GAIA reported that in the five target cities’ municipal solid waste streams, just 35.7% of the plastic has the potential to be recycled, and just 8.8% of the plastic in these cities’ waste streams is actually recycled. These figures are an average across the five cities.

That’s problematic for the entire recycling system, the report states.

“Recycling rates are low because most plastic produced is not recyclable,” the report states.

“Cities and/or counties can establish waste policies and contracts that protect the integrity of the recycling system for truly recyclable materials, such as aluminum, glass and paper, while eliminating the problematic plastic that contaminates the system, costs taxpayers money and harms the health of their communities,” GAIA wrote.

Still, the report differentiates plastics by the recycling system in place for different resins. The authors recommend that hard-to-recycle plastics of resin codes 3, 4, 6 and 7 be removed from collection programs. They also recommend municipalities write contracts that require MRFs to “only accept materials that are actually recyclable and require material to go to legitimate, traceable recycling markets.”

GAIA also quantified challenges with readily recyclable plastics. The study found that, in the five cities, only 24% of PET, HDPE and PP was getting recycled, and the remainder was landfilled or incinerated. As such, the group wrote that cities “should prioritize collecting only plastic that can be recycled.”

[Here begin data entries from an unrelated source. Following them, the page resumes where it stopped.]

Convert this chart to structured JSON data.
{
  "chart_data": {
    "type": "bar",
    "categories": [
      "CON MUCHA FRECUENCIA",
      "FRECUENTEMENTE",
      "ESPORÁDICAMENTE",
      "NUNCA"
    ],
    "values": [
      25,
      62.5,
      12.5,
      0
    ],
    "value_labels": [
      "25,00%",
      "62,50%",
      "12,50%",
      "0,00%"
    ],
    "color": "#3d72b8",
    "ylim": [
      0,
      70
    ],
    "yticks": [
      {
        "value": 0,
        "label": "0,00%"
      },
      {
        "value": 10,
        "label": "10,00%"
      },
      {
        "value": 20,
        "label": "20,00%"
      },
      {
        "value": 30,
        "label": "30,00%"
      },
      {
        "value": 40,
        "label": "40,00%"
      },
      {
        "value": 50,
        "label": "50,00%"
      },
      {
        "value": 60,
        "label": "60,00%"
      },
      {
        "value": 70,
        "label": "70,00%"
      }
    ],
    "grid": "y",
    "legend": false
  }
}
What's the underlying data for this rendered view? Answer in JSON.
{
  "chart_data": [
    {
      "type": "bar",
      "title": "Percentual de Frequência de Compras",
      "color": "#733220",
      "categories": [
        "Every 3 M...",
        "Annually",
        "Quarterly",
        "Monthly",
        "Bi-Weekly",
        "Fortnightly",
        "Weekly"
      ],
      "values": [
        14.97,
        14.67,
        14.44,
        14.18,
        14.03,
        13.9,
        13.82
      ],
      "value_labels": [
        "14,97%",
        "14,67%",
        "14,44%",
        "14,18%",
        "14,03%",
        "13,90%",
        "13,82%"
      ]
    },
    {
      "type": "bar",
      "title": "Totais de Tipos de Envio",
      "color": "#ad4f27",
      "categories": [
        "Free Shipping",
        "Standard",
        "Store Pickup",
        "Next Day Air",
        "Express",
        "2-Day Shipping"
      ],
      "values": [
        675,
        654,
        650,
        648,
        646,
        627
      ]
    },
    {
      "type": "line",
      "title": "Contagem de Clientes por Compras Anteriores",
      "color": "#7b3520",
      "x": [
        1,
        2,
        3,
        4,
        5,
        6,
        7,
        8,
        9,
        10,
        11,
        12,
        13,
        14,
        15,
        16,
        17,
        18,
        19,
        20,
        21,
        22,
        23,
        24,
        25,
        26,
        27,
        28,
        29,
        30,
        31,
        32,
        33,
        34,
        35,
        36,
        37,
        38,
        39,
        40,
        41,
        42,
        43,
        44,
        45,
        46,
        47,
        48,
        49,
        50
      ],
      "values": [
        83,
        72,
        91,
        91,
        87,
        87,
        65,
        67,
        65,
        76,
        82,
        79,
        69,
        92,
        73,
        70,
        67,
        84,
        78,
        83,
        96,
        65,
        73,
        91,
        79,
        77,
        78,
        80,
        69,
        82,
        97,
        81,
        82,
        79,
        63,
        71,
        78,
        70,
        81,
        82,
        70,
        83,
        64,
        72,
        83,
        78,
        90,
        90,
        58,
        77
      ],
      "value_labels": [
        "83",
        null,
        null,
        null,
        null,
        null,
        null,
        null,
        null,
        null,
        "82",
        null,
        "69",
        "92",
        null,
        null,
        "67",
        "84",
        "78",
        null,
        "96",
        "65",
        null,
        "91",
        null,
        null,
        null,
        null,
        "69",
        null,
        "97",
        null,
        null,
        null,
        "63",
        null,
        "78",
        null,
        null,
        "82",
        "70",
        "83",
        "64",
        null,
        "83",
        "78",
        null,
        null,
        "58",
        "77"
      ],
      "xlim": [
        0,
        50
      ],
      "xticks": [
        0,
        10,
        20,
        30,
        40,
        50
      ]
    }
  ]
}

The report also highlighted a lack of available or current data on municipal waste, making it more difficult to fix municipal recycling system problems.

“Data on municipal waste flows is absent, old, and difficult to find,” the report stated. “This allows the plastic industry to exploit loopholes and push self-serving narratives, and creates challenges for cities and communities that want to shift to true zero waste systems.”

A version of this story appeared in Plastics Recycling Update on July 28.